As forças de segurança agem muitas vezes sem planejamento e, não raro, de forma brutal, como mostram alguns episódios traumáticos: os tiros disparados de helicópteros da polícia sobre favelas; a morte de um estudante abatido por disparos originados de um blindado no Complexo da Maré; e a chacina da Rocinha, em que oito pessoas foram executadas durante uma operação do Batalhão de Choque.
Mas, apesar das críticas e do mau planejamento, o ministro Extraordinário da Segurança Pública, Raul Jungmann, defende a operação: "É claro que o Rio poderia estar melhor. Mas as pessoas não têm noção de quão fundo penetrou o crime organizado, da deterioração das forças policiais do Rio."
Jungmann pede paciência: seis meses não bastariam para se apresentarem resultados positivos. De fato, ele tem um sucesso a apresentar: o Rio teve uma queda no número de roubos de carga. Em julho, foram registrados 729 casos, uma redução de quase 20% em comparação com o mesmo período de 2017.
Seja como for, até o momento domina a impressão de que a intervenção não passa de uma gota d'água no deserto. Surpreendentemente, essa visão é compartilhada por soldados e policiais, como mostram depoimentos que o Observatório recolheu para seu relatório.

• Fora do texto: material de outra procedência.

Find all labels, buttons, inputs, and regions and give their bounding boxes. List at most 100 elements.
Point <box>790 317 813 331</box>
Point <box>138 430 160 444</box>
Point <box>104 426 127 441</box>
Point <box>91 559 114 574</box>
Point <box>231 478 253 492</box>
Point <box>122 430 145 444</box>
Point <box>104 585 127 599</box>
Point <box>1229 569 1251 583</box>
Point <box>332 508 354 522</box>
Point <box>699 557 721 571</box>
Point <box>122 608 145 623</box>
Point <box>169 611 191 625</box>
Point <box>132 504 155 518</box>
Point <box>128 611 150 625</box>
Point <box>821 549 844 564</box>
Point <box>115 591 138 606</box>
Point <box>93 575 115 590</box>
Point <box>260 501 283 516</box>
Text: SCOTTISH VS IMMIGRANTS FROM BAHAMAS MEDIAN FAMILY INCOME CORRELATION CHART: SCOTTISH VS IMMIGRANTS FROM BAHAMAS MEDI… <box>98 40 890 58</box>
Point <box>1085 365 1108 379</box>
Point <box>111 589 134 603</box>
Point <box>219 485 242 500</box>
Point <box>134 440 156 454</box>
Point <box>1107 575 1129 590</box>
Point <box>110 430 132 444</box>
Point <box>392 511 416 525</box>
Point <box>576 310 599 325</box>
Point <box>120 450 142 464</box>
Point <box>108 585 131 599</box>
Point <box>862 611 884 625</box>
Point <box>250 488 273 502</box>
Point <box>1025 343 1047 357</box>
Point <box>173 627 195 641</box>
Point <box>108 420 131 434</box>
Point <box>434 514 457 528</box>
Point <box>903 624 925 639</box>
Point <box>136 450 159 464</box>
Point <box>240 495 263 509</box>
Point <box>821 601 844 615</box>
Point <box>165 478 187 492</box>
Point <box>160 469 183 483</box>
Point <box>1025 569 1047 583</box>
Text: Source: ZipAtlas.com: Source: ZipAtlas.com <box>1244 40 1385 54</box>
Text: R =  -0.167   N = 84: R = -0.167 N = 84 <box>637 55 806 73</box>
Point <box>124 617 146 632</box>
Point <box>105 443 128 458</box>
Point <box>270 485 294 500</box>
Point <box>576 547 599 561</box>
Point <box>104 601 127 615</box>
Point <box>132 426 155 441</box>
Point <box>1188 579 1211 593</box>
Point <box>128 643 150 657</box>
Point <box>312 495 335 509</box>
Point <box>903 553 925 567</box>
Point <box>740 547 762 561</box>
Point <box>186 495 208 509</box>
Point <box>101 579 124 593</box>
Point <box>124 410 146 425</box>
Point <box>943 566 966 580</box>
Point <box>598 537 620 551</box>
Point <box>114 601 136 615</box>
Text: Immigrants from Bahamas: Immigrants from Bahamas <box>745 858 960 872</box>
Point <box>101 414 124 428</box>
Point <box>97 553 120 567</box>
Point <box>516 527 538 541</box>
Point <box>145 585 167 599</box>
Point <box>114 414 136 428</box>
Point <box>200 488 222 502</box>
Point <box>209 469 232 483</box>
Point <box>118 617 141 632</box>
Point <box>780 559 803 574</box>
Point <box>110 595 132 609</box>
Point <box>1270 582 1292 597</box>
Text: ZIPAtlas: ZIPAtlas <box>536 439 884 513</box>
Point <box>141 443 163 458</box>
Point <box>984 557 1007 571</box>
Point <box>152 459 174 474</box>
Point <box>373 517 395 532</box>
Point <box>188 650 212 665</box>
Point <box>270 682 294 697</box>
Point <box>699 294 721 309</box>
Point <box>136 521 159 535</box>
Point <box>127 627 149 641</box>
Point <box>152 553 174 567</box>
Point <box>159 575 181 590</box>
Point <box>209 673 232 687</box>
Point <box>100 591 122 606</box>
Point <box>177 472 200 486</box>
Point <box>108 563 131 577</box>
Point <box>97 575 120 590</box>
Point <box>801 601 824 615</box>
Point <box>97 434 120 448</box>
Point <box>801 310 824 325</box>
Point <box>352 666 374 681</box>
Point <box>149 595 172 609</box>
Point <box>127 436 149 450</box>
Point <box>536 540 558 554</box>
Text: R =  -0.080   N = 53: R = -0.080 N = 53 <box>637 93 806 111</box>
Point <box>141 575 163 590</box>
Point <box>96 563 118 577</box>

Um funcionário da polícia diz: "A chamada intervenção não provocou mudanças significativas para a PMRJ. A verba, que sanaria alguns gargalos, até o momento não foi liberada. Percebo uma deficiência na área de inteligência. Vejo a intervenção como uma manobra politica."
E um praça das Forças Armadas observa: "A intervenção é ineficaz e mentirosa. Não se veem grandes apreensões, nada. Tudo não passa de uma grande perda de tempo, algo para inglês ver."
Isso que os agentes expressam, lembra a crítica de Eric Martins, o morador da Rocinha. Ao se despedir, ele comentou: "Ninguém é bobo para fingir que isso é a forma certa para resolver o problema. A intervenção é pura politicagem. Eles mandam o soldado que é pobre e vem da periferia contra o trabalhador que é pobre e mora na favela."